A new description for 'gender incongruence' reads, "Gender variant behaviour and preferences alone are not a basis" for diagnosing a person's mental health.
The change was voted in by the World Health Assembly, the governing body of WHO that represents 194 member states
The new classification appears in the 11th revision of the International Classification of Diseases (ICD-11), reported Time.
CNN reported that the ICD-11, which was adopted on 25 May by the World Health Assembly in Geneva, is expected to go into full effect by 1 January, 2022.
"The WHO's removal of 'gender identity disorder' from its diagnostic manual will have a liberating effect on transgender people worldwide," Human Rights Watch (HRW) LGBT rights director Graeme Reid said.
WHO revealed that 'gender incongruence' was removed from the mental disorders chapter as it is not a mental health condition
"We had a better understanding that this (gender incongruence) wasn't actually a mental health condition, and leaving it there was causing stigma," Dr. Lale Say, WHO coordinator of Adolescents and at-Risk Populations team, was quoted as saying by CNN.
"In order to reduce the stigma while ensuring access to necessary health interventions, this was placed in a different chapter," Lale added.

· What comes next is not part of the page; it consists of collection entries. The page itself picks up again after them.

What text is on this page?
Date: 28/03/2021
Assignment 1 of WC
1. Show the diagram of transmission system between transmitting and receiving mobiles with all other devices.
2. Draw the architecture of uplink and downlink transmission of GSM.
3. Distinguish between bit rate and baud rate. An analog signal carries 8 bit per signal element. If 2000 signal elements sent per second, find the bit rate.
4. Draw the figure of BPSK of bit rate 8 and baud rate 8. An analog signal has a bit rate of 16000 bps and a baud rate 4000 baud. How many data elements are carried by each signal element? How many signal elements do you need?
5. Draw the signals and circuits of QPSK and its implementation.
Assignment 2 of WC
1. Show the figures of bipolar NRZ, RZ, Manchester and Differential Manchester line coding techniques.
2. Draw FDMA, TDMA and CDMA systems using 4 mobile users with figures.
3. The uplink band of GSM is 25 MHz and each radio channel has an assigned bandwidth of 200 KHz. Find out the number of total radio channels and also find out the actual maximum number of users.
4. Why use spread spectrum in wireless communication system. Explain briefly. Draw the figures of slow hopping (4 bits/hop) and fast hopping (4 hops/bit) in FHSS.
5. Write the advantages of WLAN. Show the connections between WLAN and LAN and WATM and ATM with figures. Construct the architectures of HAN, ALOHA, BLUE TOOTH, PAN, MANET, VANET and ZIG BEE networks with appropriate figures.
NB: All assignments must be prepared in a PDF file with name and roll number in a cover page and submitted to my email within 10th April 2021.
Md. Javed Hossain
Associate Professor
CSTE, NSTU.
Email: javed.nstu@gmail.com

Discriminatory policies against transgender people have been created by governments around the world based on the previous classification
A HRW report revealed that transgender people have had to go through diagnosis or other medical procedures before being recognised by the law.
Countries have made a 'gender disorder' diagnosis mandatory before a transgender person can change his name and gender marker on official documents, according to HRW.
For instance, Japan required transgender people to be sterilised before their new gender identity can be reflected on official documents, reported Time.
However, the outdated policy is set to be removed as Japan, as a UN member state, is responsible to put ICD-11 into practice.